Sebagai ibu kota Provinsi Jateng, tentu pembangunan Kota Semarang harus memfokuskan pada specifikasi yang dimiliki kota Semarang yaitu adanya prediksi ilmiah Dr. Ir. Suripin M.Eng, yang dikutip dari abstraksi Dwiyanto, Agung (2009) Stasiun Tawang Yang Terdholim, yang diterbitkan Jurnal Nasional, menyatakan bahwa topografi wilayah Semarang memiliki kemiringan antara 0 sampai 2% dan ketinggian ruang antara 0-3,5 mdpl. Adapun Semarang bagian atas dengan ketingggian antara 90-200 meter dari permukaan laut. Semarang sudah menjadi langganan banjir dan rob sejak beberapa tahun yang lalu. Jika penanganan banjir tidak sistimatis, diperkirakan pada 2019. Semarang bawah akan tenggelam. Prediksi itu didasarkan pada penurunan lahan yang terjadi tahun demi tahun, yang semakin lama semakin mengkhawatirkan.

Dengan prediksi ilmiah tersebut, maka tentunya akan menimbulkan perasaan masyarakat yang tidak nyaman untuk bermukim di Semarang. Apalagi bila kita menyaksikan realisasi penyelamatan kota Semarang oleh autoritas yang masih belum mengenai sasaran (pembangunan polder di depan Statiun tawang, rumah pompa tlogosari yang belum berhasil guna). Apalagi dengan timbulnya dampak yang nyata akibat terjangan rob, yaitu rusaknya Jalan Barito dan ruas jalan lainnya yang belum terbenahi.

Apabila kelak terjadi kota yang hilang akibat terambahnya banjir rob, maka tentu saja sebagian besar warga Semarang yang berdomisili di Semarang Utara tidaklah mungkin mempertahankan tempat tinggalnya, terutama bagi yang mampu. Namun masalah pelik mulai muncul bila ancaman itu mendera masyarakat menengah ke bawah, yang tidak memiliki tempat pemukiman lainnya, Maka menjadi tantangan yang berat bagi Marhen untuk peduli wilayahnya, masyarakat serta amanat yang diembanya.

Namun disamping itu, specifikasi lainnya pun dimiliki kota Semarang dengan topografi nya unik, yaitu perbedaan yang signifikan antara topografi pantai (sebelah utara) dengan daratan berbukit di bagian selatan Kota Semarang. Dengan demikian Semarang bagian bawahlah yang menjadi penampungan air hujan dari bagian selatan. Tentu saja Marhen disarankan untuk mengkonsep lagi sistim drainage kota yang serius, setidak-tidaknya merehabilitir drainage yang pernah dikonsep pemerintah kolonial dulu.
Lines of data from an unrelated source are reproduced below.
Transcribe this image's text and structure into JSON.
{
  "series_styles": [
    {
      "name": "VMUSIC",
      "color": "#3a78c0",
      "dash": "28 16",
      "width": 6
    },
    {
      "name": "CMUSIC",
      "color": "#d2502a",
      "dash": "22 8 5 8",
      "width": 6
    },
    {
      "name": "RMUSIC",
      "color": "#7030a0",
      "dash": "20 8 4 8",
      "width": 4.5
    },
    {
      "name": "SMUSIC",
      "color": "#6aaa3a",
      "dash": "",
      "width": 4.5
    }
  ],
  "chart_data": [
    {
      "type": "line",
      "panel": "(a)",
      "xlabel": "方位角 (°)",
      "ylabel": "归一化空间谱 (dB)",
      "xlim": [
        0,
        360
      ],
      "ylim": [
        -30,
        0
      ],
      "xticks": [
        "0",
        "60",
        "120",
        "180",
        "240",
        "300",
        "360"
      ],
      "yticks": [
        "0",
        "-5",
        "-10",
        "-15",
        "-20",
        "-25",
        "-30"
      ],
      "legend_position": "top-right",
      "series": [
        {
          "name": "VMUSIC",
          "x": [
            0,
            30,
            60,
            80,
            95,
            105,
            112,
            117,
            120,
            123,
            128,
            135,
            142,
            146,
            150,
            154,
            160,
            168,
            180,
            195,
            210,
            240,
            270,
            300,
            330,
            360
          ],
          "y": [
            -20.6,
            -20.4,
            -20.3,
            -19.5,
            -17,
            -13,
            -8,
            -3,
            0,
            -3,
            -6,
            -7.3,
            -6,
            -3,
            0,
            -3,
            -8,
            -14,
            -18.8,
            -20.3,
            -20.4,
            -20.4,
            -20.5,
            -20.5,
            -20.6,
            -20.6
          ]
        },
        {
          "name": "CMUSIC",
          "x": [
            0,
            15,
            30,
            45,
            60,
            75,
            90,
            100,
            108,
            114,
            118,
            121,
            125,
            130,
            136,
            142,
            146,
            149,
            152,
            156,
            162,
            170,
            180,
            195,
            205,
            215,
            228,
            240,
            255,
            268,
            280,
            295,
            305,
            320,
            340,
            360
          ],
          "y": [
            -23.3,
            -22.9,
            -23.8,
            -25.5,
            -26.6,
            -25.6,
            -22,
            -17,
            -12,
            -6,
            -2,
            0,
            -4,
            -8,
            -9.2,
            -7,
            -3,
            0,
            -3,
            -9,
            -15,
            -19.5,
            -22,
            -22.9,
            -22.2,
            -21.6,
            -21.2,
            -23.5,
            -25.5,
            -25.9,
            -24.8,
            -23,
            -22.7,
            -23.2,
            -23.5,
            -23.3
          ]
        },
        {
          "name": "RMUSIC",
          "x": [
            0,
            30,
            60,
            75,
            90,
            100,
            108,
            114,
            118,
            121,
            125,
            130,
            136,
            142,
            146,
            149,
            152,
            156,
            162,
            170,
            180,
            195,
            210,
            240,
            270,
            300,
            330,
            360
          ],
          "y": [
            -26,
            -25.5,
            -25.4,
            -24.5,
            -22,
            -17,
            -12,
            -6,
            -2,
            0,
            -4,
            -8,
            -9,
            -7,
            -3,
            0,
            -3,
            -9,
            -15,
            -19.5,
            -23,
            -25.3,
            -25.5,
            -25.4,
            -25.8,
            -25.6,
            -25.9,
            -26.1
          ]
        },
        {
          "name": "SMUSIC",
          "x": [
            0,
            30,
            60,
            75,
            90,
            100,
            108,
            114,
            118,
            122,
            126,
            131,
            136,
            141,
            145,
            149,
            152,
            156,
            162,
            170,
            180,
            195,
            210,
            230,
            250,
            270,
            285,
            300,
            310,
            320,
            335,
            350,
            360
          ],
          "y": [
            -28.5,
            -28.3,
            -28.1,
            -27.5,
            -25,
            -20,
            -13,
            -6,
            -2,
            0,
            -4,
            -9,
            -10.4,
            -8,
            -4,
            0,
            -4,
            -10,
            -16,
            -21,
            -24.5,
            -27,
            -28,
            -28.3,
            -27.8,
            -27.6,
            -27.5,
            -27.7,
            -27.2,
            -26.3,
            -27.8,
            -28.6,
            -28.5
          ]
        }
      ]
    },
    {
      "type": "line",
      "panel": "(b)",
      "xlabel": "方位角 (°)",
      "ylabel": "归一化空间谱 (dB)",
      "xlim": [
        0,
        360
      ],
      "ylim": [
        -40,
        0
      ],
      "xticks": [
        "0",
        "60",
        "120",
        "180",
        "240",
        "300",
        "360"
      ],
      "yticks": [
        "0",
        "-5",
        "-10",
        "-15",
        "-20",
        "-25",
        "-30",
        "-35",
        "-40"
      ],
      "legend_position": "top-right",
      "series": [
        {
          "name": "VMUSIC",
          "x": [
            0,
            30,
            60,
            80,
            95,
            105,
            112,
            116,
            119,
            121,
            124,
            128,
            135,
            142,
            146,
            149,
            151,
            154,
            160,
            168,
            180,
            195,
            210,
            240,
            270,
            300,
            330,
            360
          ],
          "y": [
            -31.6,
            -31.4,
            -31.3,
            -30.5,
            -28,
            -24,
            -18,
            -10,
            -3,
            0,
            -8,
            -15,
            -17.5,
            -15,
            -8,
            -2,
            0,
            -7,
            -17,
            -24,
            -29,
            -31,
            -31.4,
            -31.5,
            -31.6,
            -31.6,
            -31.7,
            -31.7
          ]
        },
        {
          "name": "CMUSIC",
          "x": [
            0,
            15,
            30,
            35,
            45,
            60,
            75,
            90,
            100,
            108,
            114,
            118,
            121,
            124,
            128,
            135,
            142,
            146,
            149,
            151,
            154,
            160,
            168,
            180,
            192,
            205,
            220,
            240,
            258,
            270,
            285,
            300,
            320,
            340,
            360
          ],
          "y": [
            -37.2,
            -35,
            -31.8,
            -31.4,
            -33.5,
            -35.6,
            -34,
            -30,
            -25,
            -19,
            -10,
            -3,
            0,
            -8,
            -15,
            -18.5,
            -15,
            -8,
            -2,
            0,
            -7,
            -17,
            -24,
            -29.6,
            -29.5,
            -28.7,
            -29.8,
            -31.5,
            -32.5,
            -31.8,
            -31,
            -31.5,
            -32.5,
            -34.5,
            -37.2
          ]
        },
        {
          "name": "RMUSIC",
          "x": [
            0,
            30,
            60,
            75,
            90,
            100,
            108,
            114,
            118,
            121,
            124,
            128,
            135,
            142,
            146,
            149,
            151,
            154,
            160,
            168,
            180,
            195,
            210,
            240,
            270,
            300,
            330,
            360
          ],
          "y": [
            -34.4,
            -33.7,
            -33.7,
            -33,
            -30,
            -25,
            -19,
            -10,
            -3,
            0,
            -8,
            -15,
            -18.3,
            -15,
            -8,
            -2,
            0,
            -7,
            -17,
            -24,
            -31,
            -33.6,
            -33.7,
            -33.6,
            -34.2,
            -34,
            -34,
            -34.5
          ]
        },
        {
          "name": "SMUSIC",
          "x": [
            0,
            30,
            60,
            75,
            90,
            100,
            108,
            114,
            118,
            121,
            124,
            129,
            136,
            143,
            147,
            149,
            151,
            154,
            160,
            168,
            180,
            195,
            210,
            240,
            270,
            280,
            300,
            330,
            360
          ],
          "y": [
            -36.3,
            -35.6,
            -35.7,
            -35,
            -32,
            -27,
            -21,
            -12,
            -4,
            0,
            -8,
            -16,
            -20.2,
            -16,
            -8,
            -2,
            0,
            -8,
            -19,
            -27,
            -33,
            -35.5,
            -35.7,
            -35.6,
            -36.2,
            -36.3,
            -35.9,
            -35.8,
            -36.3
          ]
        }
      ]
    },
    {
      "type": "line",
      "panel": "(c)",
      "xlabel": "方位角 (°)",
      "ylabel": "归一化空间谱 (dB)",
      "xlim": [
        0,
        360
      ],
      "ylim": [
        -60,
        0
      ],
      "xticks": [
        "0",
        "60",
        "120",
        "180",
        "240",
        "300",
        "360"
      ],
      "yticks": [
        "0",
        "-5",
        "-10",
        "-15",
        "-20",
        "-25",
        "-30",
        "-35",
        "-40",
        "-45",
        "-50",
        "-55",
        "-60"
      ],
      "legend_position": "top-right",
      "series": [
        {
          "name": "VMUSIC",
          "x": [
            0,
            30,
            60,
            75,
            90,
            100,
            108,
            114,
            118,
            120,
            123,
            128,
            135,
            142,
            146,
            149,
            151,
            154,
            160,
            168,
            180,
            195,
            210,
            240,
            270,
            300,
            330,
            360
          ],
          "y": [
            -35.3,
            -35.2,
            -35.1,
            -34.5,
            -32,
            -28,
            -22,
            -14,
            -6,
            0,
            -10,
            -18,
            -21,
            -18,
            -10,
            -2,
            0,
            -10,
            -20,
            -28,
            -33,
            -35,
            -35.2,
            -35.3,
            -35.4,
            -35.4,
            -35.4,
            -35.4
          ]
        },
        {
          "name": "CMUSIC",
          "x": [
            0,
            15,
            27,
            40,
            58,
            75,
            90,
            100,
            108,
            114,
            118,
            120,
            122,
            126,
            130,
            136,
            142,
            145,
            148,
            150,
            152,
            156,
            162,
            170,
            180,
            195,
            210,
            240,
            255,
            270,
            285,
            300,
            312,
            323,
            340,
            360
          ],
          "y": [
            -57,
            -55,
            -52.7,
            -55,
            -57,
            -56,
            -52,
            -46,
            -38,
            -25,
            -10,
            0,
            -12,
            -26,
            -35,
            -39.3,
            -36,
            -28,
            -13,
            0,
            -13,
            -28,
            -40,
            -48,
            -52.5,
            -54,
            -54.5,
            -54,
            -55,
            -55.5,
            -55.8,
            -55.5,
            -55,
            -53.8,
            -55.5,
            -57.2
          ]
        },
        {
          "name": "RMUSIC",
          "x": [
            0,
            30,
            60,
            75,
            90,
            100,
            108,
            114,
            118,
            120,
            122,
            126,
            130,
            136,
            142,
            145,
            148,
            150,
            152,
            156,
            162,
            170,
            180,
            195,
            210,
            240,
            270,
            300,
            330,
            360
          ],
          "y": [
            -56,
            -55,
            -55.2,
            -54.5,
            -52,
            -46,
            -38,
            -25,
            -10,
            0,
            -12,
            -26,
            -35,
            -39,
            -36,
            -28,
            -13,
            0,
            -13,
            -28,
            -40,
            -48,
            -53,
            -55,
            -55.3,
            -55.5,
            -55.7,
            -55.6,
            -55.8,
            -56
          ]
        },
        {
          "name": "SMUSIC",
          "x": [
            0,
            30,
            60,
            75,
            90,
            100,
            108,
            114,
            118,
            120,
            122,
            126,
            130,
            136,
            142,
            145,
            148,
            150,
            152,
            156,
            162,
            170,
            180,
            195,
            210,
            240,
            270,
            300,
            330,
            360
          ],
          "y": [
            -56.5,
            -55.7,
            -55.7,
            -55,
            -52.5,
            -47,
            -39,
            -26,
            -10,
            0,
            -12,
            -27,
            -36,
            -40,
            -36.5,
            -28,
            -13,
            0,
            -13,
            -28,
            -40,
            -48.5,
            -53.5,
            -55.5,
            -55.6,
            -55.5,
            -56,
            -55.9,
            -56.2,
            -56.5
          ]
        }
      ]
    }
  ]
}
Karena banyak sistim drainage peninggalan kolonial yang sekarang tak berfungsi optimal karena sedimentasi.

Rasa heran bercampur prihatin mengganjal dalam benak kita semua, tatkala kita menyaksikan Kota Semarang bagian atas yang telah disulap menjadi tempat pemukiman komersil oleh pihak pengembang (Jati Sari, BSB dan lain sebaganya) yang menonfungsikan reservoir raksasa air hujan alami, berupa pohon-pohon taunan yang kini rata dengan tanah. Tentunya sikap ini sama saja dengan menelantarkan anak cucu kita sendiri, karena kita tak mampu memegang amanat mereka. Padahal luas tanah 1 m persegi mampu menyimpan air tanah sebanyak 4,000 liter. Fenomena ini menggambarkan betapa terancamnya kehidupan warga Kota Semarang di decade mendatang.

Namun demikian merealisasikan Semarang Kota Nyaman tidak serta merta mengatasi tantangan alamiah belaka. Dengan penerapan teknologi yang telah diraih ahli Planalogi tantangan seperti itu bisa diatasi. Tetapi mentalitas dan moralitas warga Semarangpun harus mendapat kajian yang professional dan proporsional dalam kaitanya dengan kenyamanan hidup masyarakat sosial. Apabila kita mencermati kehidupan social Kota Semarang tentunya kita akan dihadapka pada kompleksitas yang tinggi, untuk menorehkan skala prioritas pemberdayaan potensi yang ada sekaligus factor pengendala yang paling domnan terhadap kemajuan sebuah masyarakat.

Namun lepas dari itu semua, terdapan nilai mendasar yang wajib Marhen perhatikan dalam pengentasan Kota Semarang, yaitu peningkatan laju ekonomi, kesehatan dan pendidikan. Dengan adanya perhatian tiga komponen tersebut maka bila kebutuhan mendasar sebuah masyarakat social akan terpenuhi pada gilirannya nanti akan terealisasi Kota Seamarang yang Nyaman sebagai Impian kita bersama.